To Thomas Jefferson from Josias Wilson King, 21 January 1802

From Josias Wilson King

City of Washington, January, 21st. 1802.

Sir,

Anticipating your approbation of an act passed this day, and which I have inrolled, vesting in you the sole appointment of a Librarian to the congressional library; I beg you Sir, to consider this as my application for the said appointment. Having been a clerk in the office of the House of Representatives of the United States, nearly five years, part of which period, I have been principal clerk in the office, and the entire charge of the books attached to the said office, I trust, will together with the necessary enquiry of my character and ability from the members of the Legislature and Senate be a recommendation in my favor. The compensation allowed by the act cannot be an object to any person but myself, being under the employ of Mr. Beckley, and receiving his sanction for this application, will enable me to discharge the duties of both offices. Your confering this appointment on me Sir, will I trust be a pleasing reflection, that you are giving subsistence to a young man with an infant family. The enclosed is a list of Gentlemen who have expressed an approbation of my capability.

With sentiments of the highest respect, I have the Honor to be, Sir, Your Obedient Servant.

Josias Wilson King.

RC (DNA: RG 59, LAR); at head of text: “The President of the United States”; endorsed by TJ as received 24 Jan. and “to be librarian” and so recorded in SJL. Enclosure: attestation of King’s “suitable character” for the appointment of congressional librarian signed by 30 representatives, mostly Republicans (MS in same; in King’s hand, signed by congressmen).
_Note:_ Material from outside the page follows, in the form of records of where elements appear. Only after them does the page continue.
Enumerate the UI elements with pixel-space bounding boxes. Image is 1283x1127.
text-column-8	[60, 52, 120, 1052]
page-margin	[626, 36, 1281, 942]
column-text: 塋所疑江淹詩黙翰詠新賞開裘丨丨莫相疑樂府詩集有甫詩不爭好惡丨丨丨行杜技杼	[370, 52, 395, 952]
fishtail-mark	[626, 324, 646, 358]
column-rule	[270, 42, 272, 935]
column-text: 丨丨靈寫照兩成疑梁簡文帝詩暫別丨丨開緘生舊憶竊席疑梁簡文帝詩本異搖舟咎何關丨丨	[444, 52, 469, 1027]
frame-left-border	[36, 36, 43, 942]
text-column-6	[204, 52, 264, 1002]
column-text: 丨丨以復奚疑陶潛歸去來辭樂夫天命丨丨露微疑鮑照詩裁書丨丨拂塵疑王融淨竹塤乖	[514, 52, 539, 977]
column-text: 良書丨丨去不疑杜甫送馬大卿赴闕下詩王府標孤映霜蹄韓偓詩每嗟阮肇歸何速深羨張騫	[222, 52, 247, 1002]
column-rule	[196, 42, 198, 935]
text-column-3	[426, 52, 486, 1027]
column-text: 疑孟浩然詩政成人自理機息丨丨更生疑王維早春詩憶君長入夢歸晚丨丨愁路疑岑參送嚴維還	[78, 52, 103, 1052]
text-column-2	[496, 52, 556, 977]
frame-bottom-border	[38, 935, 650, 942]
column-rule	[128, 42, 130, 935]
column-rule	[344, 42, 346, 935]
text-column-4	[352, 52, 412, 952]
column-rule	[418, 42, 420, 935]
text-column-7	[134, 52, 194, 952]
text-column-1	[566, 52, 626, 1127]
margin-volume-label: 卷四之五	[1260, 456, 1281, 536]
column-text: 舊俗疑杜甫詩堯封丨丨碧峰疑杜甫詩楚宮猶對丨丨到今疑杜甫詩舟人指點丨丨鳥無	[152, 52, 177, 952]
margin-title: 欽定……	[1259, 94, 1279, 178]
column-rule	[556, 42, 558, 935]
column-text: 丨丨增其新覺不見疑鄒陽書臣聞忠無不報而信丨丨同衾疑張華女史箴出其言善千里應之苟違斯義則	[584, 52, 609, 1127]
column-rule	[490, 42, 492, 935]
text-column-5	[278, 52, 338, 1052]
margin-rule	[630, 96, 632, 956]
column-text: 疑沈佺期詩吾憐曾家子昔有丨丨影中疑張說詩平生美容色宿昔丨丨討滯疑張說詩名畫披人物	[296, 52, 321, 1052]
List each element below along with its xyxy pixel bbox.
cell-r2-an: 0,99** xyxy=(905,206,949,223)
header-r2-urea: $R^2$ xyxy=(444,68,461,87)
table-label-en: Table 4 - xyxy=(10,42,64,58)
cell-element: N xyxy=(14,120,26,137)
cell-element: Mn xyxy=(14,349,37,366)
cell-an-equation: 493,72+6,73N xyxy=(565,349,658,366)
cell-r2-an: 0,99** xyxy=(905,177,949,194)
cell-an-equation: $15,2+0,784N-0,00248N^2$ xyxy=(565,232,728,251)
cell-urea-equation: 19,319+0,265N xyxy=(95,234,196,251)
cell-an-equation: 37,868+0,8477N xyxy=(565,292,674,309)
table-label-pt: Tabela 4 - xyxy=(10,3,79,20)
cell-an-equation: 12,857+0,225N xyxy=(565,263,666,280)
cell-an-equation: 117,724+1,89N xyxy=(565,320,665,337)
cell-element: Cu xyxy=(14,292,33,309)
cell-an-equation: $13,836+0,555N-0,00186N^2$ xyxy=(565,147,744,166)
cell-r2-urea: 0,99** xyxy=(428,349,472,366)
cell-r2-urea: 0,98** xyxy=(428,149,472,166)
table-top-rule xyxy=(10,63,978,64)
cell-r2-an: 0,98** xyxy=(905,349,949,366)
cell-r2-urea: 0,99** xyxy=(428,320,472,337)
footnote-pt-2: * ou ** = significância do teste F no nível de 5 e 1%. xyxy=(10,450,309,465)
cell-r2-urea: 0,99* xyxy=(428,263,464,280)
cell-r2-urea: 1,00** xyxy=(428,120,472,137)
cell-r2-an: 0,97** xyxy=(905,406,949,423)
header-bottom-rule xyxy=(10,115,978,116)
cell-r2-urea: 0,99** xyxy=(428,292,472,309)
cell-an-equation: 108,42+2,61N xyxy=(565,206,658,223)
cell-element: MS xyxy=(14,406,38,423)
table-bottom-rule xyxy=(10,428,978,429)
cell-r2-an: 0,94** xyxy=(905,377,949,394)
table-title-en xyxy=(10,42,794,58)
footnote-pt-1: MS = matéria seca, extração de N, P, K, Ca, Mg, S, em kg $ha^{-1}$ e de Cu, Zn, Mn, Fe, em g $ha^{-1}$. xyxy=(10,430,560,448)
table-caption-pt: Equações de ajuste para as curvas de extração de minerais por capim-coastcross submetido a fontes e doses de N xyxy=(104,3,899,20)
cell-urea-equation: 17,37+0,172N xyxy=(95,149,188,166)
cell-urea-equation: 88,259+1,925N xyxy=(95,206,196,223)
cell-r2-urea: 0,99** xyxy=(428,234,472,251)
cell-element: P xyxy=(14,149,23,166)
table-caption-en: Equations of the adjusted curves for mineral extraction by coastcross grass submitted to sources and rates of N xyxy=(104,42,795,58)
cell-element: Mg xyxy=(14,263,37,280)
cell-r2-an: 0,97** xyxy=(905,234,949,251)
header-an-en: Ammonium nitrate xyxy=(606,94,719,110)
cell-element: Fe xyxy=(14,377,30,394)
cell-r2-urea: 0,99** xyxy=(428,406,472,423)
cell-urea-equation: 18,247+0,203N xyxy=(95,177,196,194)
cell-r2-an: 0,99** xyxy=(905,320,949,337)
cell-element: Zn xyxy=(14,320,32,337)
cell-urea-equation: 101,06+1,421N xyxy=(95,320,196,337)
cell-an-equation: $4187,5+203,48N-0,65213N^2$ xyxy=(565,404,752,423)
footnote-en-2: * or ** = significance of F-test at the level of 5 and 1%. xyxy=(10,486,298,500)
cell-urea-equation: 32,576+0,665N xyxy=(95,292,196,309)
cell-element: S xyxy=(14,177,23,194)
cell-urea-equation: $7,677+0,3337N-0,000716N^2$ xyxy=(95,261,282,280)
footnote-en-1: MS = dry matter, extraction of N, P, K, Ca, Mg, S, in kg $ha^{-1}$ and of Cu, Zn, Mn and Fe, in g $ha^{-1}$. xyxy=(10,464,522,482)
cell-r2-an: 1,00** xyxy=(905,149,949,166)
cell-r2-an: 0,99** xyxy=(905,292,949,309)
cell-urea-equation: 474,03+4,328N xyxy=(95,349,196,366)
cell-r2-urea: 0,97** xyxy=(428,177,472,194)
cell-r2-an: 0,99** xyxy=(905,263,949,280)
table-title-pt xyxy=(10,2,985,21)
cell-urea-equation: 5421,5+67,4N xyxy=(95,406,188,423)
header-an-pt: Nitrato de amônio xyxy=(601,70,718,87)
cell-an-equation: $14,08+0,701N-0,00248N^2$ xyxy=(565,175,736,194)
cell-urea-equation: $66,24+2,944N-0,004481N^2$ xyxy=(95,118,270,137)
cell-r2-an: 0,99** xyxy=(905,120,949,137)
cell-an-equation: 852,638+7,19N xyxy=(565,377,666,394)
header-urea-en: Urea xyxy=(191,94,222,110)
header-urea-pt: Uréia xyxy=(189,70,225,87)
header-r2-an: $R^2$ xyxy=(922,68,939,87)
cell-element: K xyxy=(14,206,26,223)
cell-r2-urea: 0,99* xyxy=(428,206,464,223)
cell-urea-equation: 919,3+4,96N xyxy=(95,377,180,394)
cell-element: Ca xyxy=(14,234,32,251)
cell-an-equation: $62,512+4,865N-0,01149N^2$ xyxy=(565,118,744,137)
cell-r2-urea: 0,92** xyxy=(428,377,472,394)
Josias Wilson King, a clerk in the office of the house of representatives hired by Federalist Jonathan Condy in 1797, was retained but demoted under John Beckley, who eventually fired him in December 1805. Beckley, to whom TJ had given the post of librarian of Congress, assigned King, without extra compensation, some of the librarian’s duties. In a memorial presented to Congress in 1806, King claimed that Beckley had agreed to divide the library compensation equally with him. King protested that he had not been paid since 1802, when, as assistant librarian, he was appointed “to label, arrange, and take charge of the books” in the library (William Dawson Johnston, History of the Library of Congress [Washington, D.C., 1904], 1:35; Edmund Berkeley and Dorothy Smith Berkeley, John Beckley: Zealous Partisan in a Nation Divided [Philadelphia, 1973], 239, 241; JHR description begins Journal of the House of Representatives of the United States, Washington, D.C., 1826, 9 vols. description ends , 5:280; Vol. 29:374; Beckley to TJ, 21 Jan.).